The online tool from Climate Central, a nonprofit science and news organization, tells the influence of human-caused climate change on daily average temperatures in more than 1,000 cities worldwide. Those include Bangor, Lewiston, Presque Isle and Portland.
“This tool can help people to understand and talk about how the changing climate is shaping local weather as it happens,” Andrew Pershing, director of climate science at Climate Central, said.
Almost all people in the world, some 96 percent, experienced temperatures caused by climate change in the past year, according to Climate Central.
“Complaining about the weather is as American as apple pie and … a baseball game, but we’ve never had anything to blame,” Pershing wrote in an opinion piece for The Hill. “Thanks to advances in climate science, we can say on any given day how much climate change boosted the odds of your ice cream cone melting in your lap.”

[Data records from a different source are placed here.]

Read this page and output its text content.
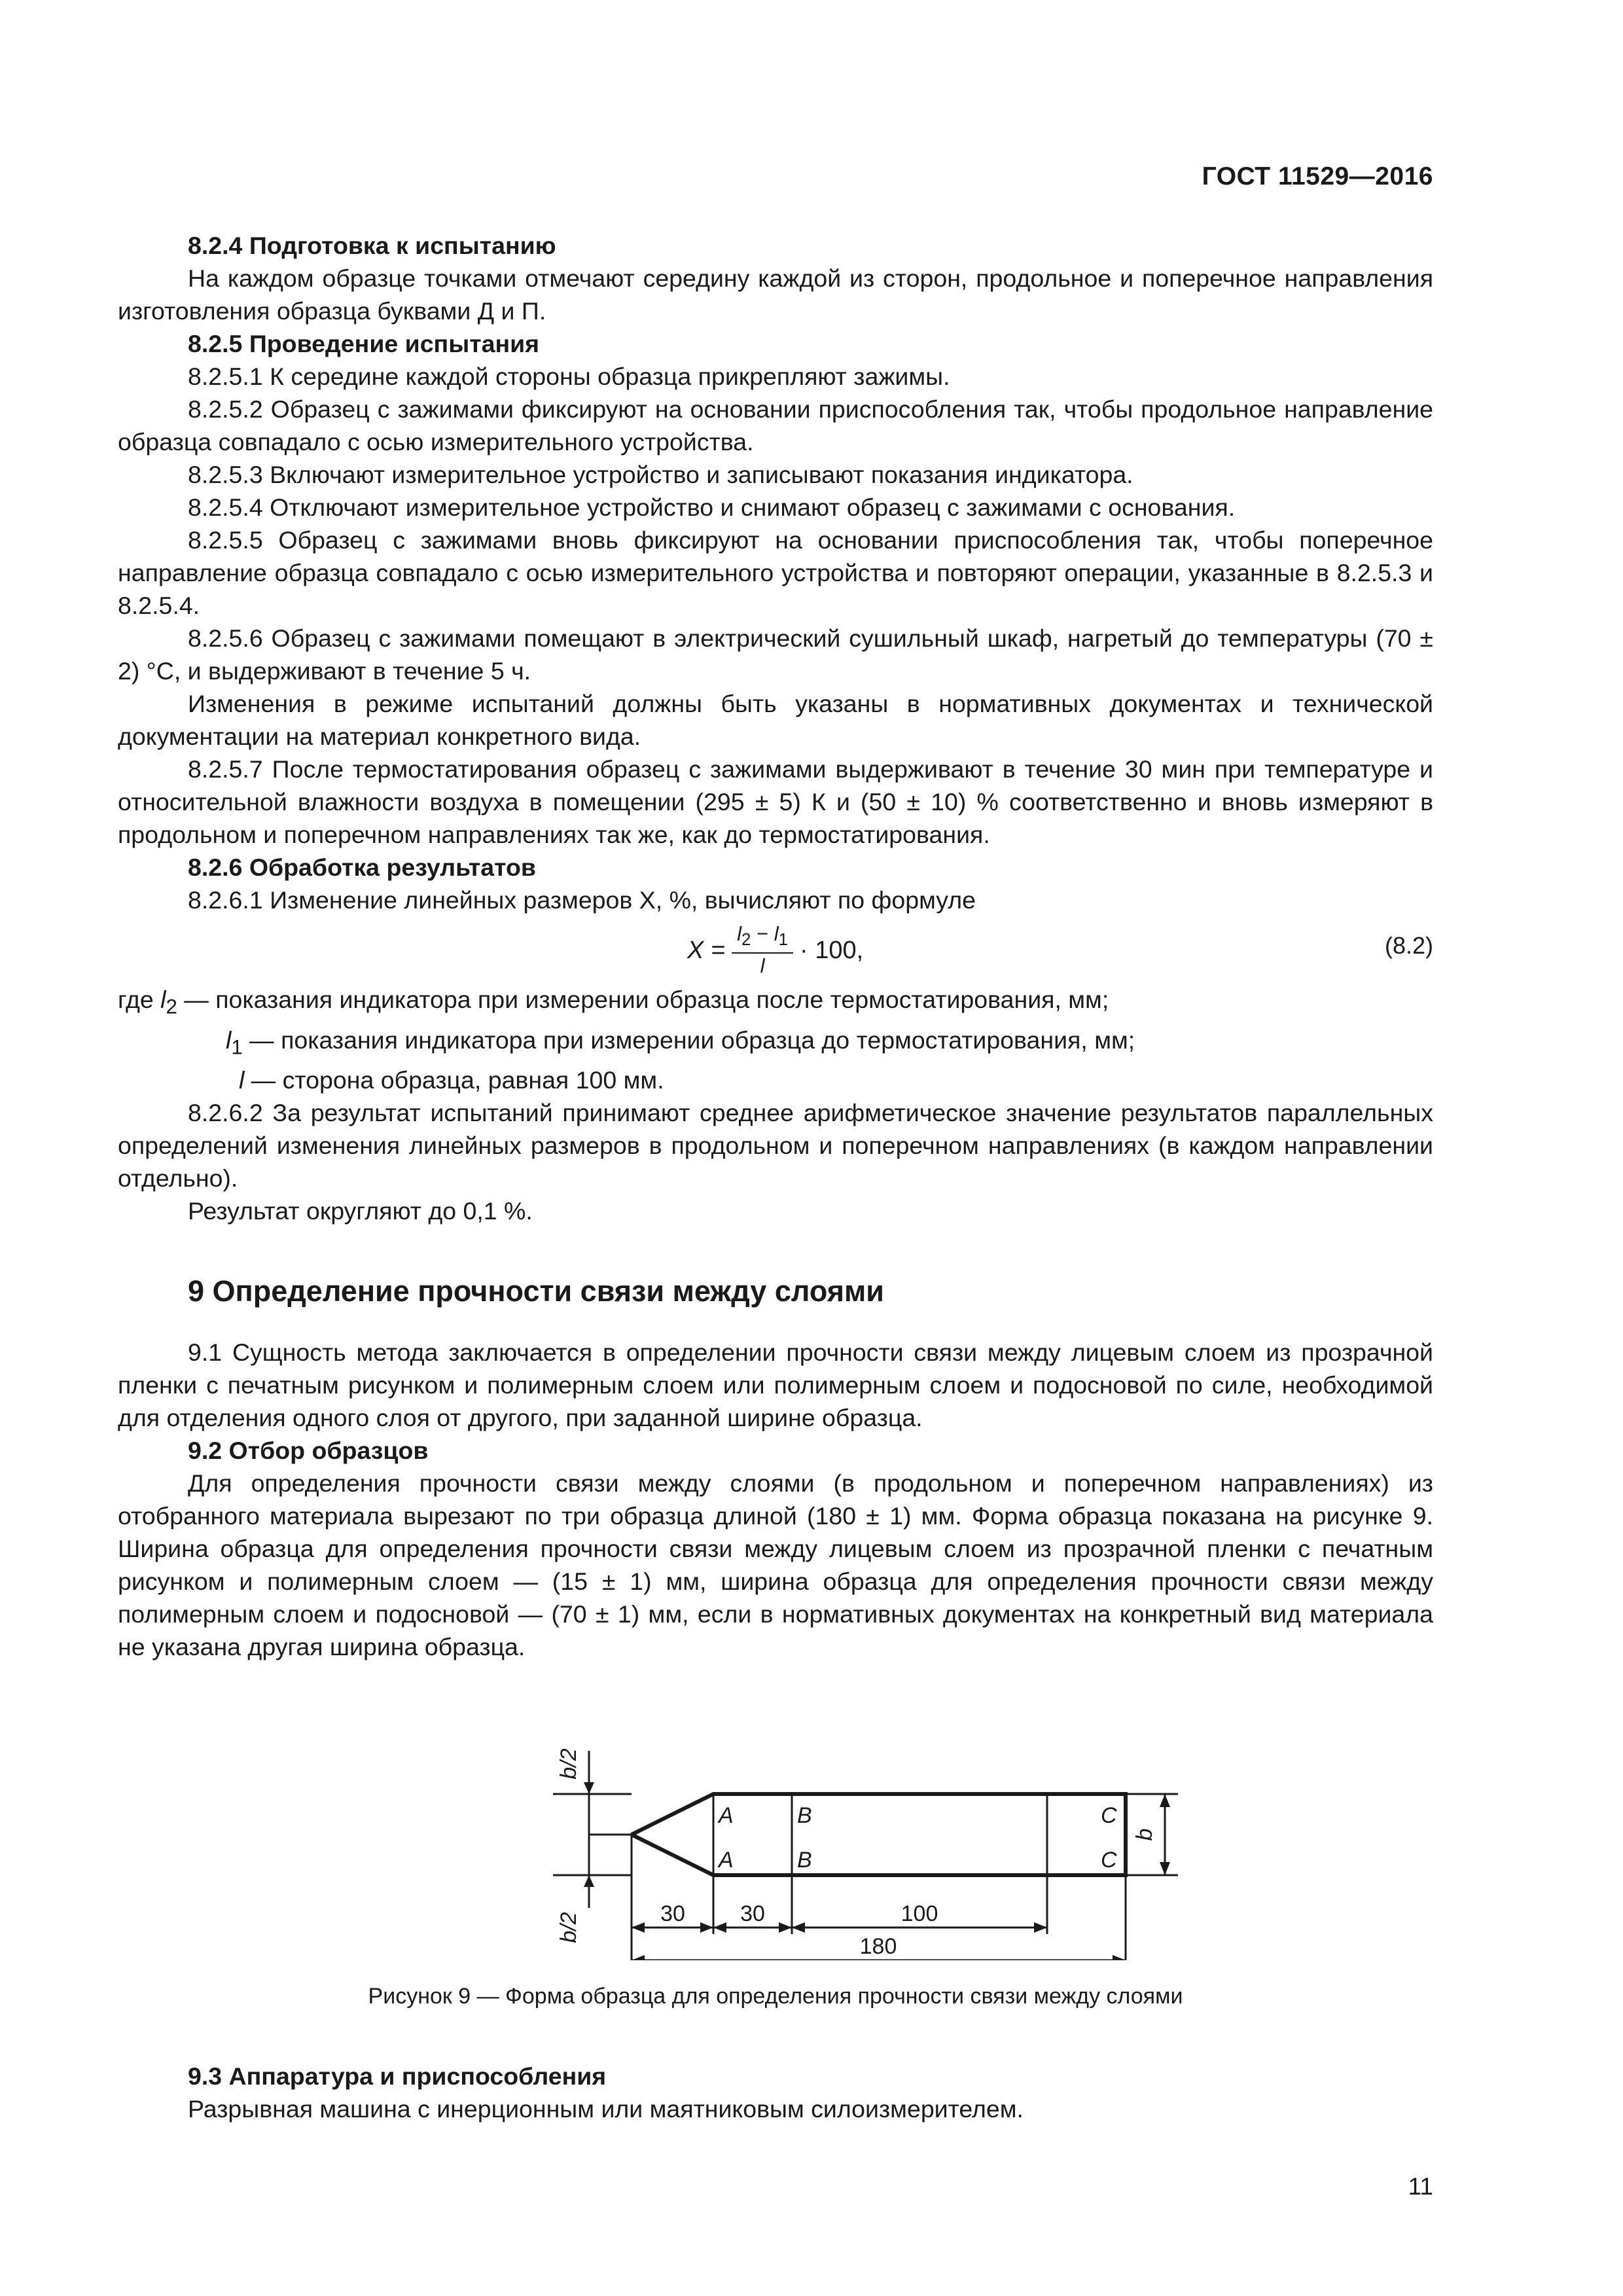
ГОСТ 11529—2016

8.2.4 Подготовка к испытанию

На каждом образце точками отмечают середину каждой из сторон, продольное и поперечное направления изготовления образца буквами Д и П.

8.2.5 Проведение испытания

8.2.5.1 К середине каждой стороны образца прикрепляют зажимы.

8.2.5.2 Образец с зажимами фиксируют на основании приспособления так, чтобы продольное направление образца совпадало с осью измерительного устройства.

8.2.5.3 Включают измерительное устройство и записывают показания индикатора.

8.2.5.4 Отключают измерительное устройство и снимают образец с зажимами с основания.

8.2.5.5 Образец с зажимами вновь фиксируют на основании приспособления так, чтобы поперечное направление образца совпадало с осью измерительного устройства и повторяют операции, указанные в 8.2.5.3 и 8.2.5.4.

8.2.5.6 Образец с зажимами помещают в электрический сушильный шкаф, нагретый до температуры (70 ± 2) °С, и выдерживают в течение 5 ч.

Изменения в режиме испытаний должны быть указаны в нормативных документах и технической документации на материал конкретного вида.

8.2.5.7 После термостатирования образец с зажимами выдерживают в течение 30 мин при температуре и относительной влажности воздуха в помещении (295 ± 5) К и (50 ± 10) % соответственно и вновь измеряют в продольном и поперечном направлениях так же, как до термостатирования.

8.2.6 Обработка результатов

8.2.6.1 Изменение линейных размеров X, %, вычисляют по формуле

$X = \frac{l_2 - l_1}{l} \cdot 100$,	(8.2)

где $l_2$ — показания индикатора при измерении образца после термостатирования, мм;

$l_1$ — показания индикатора при измерении образца до термостатирования, мм;

l — сторона образца, равная 100 мм.

8.2.6.2 За результат испытаний принимают среднее арифметическое значение результатов параллельных определений изменения линейных размеров в продольном и поперечном направлениях (в каждом направлении отдельно).

Результат округляют до 0,1 %.

9 Определение прочности связи между слоями

9.1 Сущность метода заключается в определении прочности связи между лицевым слоем из прозрачной пленки с печатным рисунком и полимерным слоем или полимерным слоем и подосновой по силе, необходимой для отделения одного слоя от другого, при заданной ширине образца.

9.2 Отбор образцов

Для определения прочности связи между слоями (в продольном и поперечном направлениях) из отобранного материала вырезают по три образца длиной (180 ± 1) мм. Форма образца показана на рисунке 9. Ширина образца для определения прочности связи между лицевым слоем из прозрачной пленки с печатным рисунком и полимерным слоем — (15 ± 1) мм, ширина образца для определения прочности связи между полимерным слоем и подосновой — (70 ± 1) мм, если в нормативных документах на конкретный вид материала не указана другая ширина образца.

b/2
b/2
b
A
A
B
B
C
C
30 30	100
180

Рисунок 9 — Форма образца для определения прочности связи между слоями

9.3 Аппаратура и приспособления

Разрывная машина с инерционным или маятниковым силоизмерителем.

11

The group’s Global Climate Shift Index applies a five-point scale that indicates how much more likely or frequent daily high and low temperatures have become because of climate change. A level of 3 means the day’s temperature was three times more likely to be caused by climate change than if there were no climate change.
The four cities covered in Maine have a ranking of less than 1, as does most of New England. Pershing said that most of Maine has experienced climate change, but the effects are minor compared with locations closer to the equator such as Mexico or Puerto Rico.
Pershing said the data will be useful to meteorologists and others interested in weather events and health care workers who need to monitor people, especially the elderly, who are affected by heat. The tool also allows comparisons with temperatures going back one and one-half years.
“There certainly are days where New England sees strong signals of climate change,” he said. “And the impacts in Maine are going to accelerate.”